Do you have the JVM error dump file?

/var/run/cloudera-scm-agent/process/13339-impala-IMPALAD/hs_err_pid13065.log

 

I filed https://issues.apache.org/jira/browse/IMPALA-6882 to investigate the issue. I took a look at the code and it doesn't look like anything has changed, so probabyl requires deeper investigation.

avatar
Master Collaborator

Hi @Tim Armstrong

Thank you for you interaction.

Here is the JVM error dump file: https://ufile.io/j0zat
I have formatted 2 servers and resit them to the centos 6.9 (kernel 2.6.32-696.23.1.el6.x86_64) but always the same problem!

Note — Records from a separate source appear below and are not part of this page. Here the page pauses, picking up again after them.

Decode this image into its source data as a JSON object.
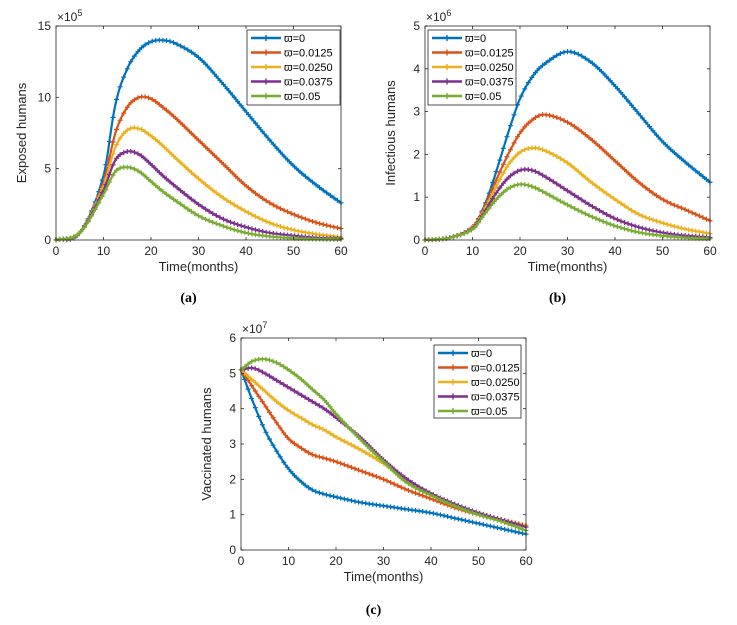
{
  "colors": [
    "#0072BD",
    "#D95319",
    "#EDB120",
    "#7E2F8E",
    "#77AC30"
  ],
  "chart_data": [
    {
      "type": "line",
      "caption": "(a)",
      "xlabel": "Time(months)",
      "ylabel": "Exposed humans",
      "y_multiplier": "×10",
      "y_exponent": "5",
      "xlim": [
        0,
        60
      ],
      "ylim": [
        0,
        15
      ],
      "xticks": [
        "0",
        "10",
        "20",
        "30",
        "40",
        "50",
        "60"
      ],
      "yticks": [
        "0",
        "5",
        "10",
        "15"
      ],
      "legend_position": "top-right",
      "x": [
        0,
        5,
        10,
        12.5,
        15,
        17.5,
        20,
        22.5,
        25,
        30,
        35,
        40,
        45,
        50,
        55,
        60
      ],
      "series": [
        {
          "name": "ϖ=0",
          "values": [
            0,
            0.5,
            4.5,
            9.5,
            12,
            13.3,
            13.9,
            14.0,
            13.8,
            12.8,
            11,
            9,
            7,
            5.2,
            3.8,
            2.6
          ]
        },
        {
          "name": "ϖ=0.0125",
          "values": [
            0,
            0.5,
            4,
            7.5,
            9.3,
            10,
            9.9,
            9.3,
            8.6,
            7,
            5.4,
            3.8,
            2.6,
            1.8,
            1.2,
            0.8
          ]
        },
        {
          "name": "ϖ=0.0250",
          "values": [
            0,
            0.5,
            3.8,
            6.5,
            7.7,
            7.8,
            7.3,
            6.6,
            5.8,
            4.3,
            3.0,
            2.0,
            1.2,
            0.7,
            0.4,
            0.2
          ]
        },
        {
          "name": "ϖ=0.0375",
          "values": [
            0,
            0.5,
            3.5,
            5.6,
            6.2,
            6.0,
            5.3,
            4.5,
            3.8,
            2.5,
            1.5,
            0.9,
            0.5,
            0.3,
            0.15,
            0.1
          ]
        },
        {
          "name": "ϖ=0.05",
          "values": [
            0,
            0.5,
            3.2,
            4.8,
            5.1,
            4.8,
            4.1,
            3.4,
            2.8,
            1.7,
            1.0,
            0.5,
            0.25,
            0.12,
            0.06,
            0.03
          ]
        }
      ]
    },
    {
      "type": "line",
      "caption": "(b)",
      "xlabel": "Time(months)",
      "ylabel": "Infectious humans",
      "y_multiplier": "×10",
      "y_exponent": "6",
      "xlim": [
        0,
        60
      ],
      "ylim": [
        0,
        5
      ],
      "xticks": [
        "0",
        "10",
        "20",
        "30",
        "40",
        "50",
        "60"
      ],
      "yticks": [
        "0",
        "1",
        "2",
        "3",
        "4",
        "5"
      ],
      "legend_position": "top-left",
      "x": [
        0,
        5,
        10,
        12.5,
        15,
        17.5,
        20,
        22.5,
        25,
        30,
        35,
        40,
        45,
        50,
        55,
        60
      ],
      "series": [
        {
          "name": "ϖ=0",
          "values": [
            0,
            0.05,
            0.3,
            0.8,
            1.6,
            2.5,
            3.3,
            3.8,
            4.1,
            4.4,
            4.15,
            3.6,
            2.95,
            2.3,
            1.8,
            1.35
          ]
        },
        {
          "name": "ϖ=0.0125",
          "values": [
            0,
            0.05,
            0.3,
            0.75,
            1.4,
            2.0,
            2.5,
            2.8,
            2.93,
            2.75,
            2.35,
            1.85,
            1.35,
            0.95,
            0.7,
            0.45
          ]
        },
        {
          "name": "ϖ=0.0250",
          "values": [
            0,
            0.05,
            0.28,
            0.7,
            1.25,
            1.75,
            2.05,
            2.15,
            2.1,
            1.8,
            1.35,
            0.95,
            0.6,
            0.4,
            0.25,
            0.15
          ]
        },
        {
          "name": "ϖ=0.0375",
          "values": [
            0,
            0.05,
            0.27,
            0.65,
            1.1,
            1.45,
            1.63,
            1.63,
            1.5,
            1.15,
            0.8,
            0.5,
            0.3,
            0.17,
            0.1,
            0.06
          ]
        },
        {
          "name": "ϖ=0.05",
          "values": [
            0,
            0.05,
            0.25,
            0.6,
            0.95,
            1.2,
            1.3,
            1.25,
            1.12,
            0.82,
            0.55,
            0.33,
            0.18,
            0.1,
            0.05,
            0.03
          ]
        }
      ]
    },
    {
      "type": "line",
      "caption": "(c)",
      "xlabel": "Time(months)",
      "ylabel": "Vaccinated humans",
      "y_multiplier": "×10",
      "y_exponent": "7",
      "xlim": [
        0,
        60
      ],
      "ylim": [
        0,
        6
      ],
      "xticks": [
        "0",
        "10",
        "20",
        "30",
        "40",
        "50",
        "60"
      ],
      "yticks": [
        "0",
        "1",
        "2",
        "3",
        "4",
        "5",
        "6"
      ],
      "legend_position": "top-right",
      "x": [
        0,
        2.5,
        5,
        7.5,
        10,
        12.5,
        15,
        17.5,
        20,
        25,
        30,
        35,
        40,
        45,
        50,
        55,
        60
      ],
      "series": [
        {
          "name": "ϖ=0",
          "values": [
            5.1,
            4.2,
            3.4,
            2.8,
            2.3,
            1.95,
            1.7,
            1.58,
            1.5,
            1.35,
            1.25,
            1.15,
            1.05,
            0.9,
            0.75,
            0.6,
            0.45
          ]
        },
        {
          "name": "ϖ=0.0125",
          "values": [
            5.1,
            4.6,
            4.1,
            3.6,
            3.15,
            2.9,
            2.7,
            2.6,
            2.5,
            2.25,
            2.0,
            1.7,
            1.45,
            1.2,
            1.0,
            0.85,
            0.7
          ]
        },
        {
          "name": "ϖ=0.0250",
          "values": [
            5.1,
            4.8,
            4.5,
            4.2,
            3.95,
            3.75,
            3.55,
            3.4,
            3.2,
            2.85,
            2.45,
            1.95,
            1.55,
            1.25,
            1.02,
            0.85,
            0.7
          ]
        },
        {
          "name": "ϖ=0.0375",
          "values": [
            5.1,
            5.15,
            5.0,
            4.8,
            4.6,
            4.4,
            4.2,
            4.0,
            3.75,
            3.2,
            2.55,
            2.0,
            1.6,
            1.3,
            1.05,
            0.85,
            0.65
          ]
        },
        {
          "name": "ϖ=0.05",
          "values": [
            5.1,
            5.35,
            5.4,
            5.3,
            5.1,
            4.85,
            4.55,
            4.25,
            3.85,
            3.15,
            2.5,
            1.9,
            1.55,
            1.25,
            1.0,
            0.8,
            0.55
          ]
        }
      ]
    }
  ]
}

I hope we can resolve this bug asap, good luck.

avatar
Explorer

Hello,

 

I am running into the same problem on a fresh install of CDH 5.14.3.  According to the ticket that Tim pasted above, the issue is fixed.  Is there a timeline for when this fix will be available for general release?  Is there a workaround for this that one can utilize now? 

avatar

I expect it will be included in the 5.14.4 maintenance release. I'm not aware of a workaround aside from avoiding running on affected hardware without popcnt support.

avatar
Explorer

Hi,

 

I am happy to state that after updating to CDH 5.14.4, that this crash bug seems to be fixed.  We can run Impala queries now!  This is the first we've used Impala and it looks amazingly fast - glad we can use it now 🙂  Thank you for fixing!

avatar

@AntonyNthanks for following up - glad to hear it!